The reality is, it would be next to impossible to predict Australia’s future productivity outcomes when much of the Closing Loopholes legislation is a step back for the promotion of productivity in Australian workplaces.

The Government has essentially made itself the elephant in the room for workplaces across the country. The changes to casual conversion, a confusing new right to disconnect and enterprise bargaining will crackdown on existing workplace flexibility. Flexibility that helps employers and employees in their pursuit of a productive workplace.

The Productivity Commission previously warned the enterprise bargaining laws would be anti-competitive and would only seek to disincentivise Australian retailers, specifically quick service brands. Although these laws were rammed through Parliament in an effort to push up wages, businesses experiencing low levels of growth, unable to keep up with the industry mandate will likely have to shed employees to keep their businesses anyway. This is the paradox most retailers now find themselves in.

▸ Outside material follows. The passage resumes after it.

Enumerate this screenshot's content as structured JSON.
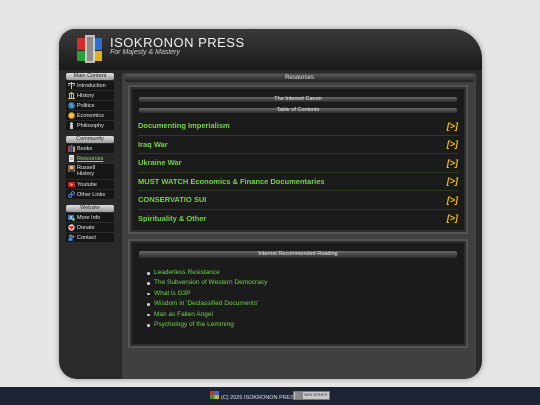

A flexible economy is crucial for business investment, but more so important for business growth. The ‘right to disconnect’ may be well intended for employees, but the reality is that drafting of the legislation was botched in the rush to get it through parliament and significantly adds to the confusion and complexity employers are grappling with as a result of the changes.

According to the Productivity Commission, if Australia’s productivity was on an increase, the natural growth in wages would outpace inflation. The danger of the Closing Loopholes Bill is that, if productivity continues to decline, businesses could find themselves facing continued increases in labour costs, putting upward pressure on prices paid by consumers.

Unless the Government switches its focus to increasing the productivity of Australia’s workforce, our current problems will remain as they are as retailers continue to hop, skip, and jump across red tape to get a day’s work done.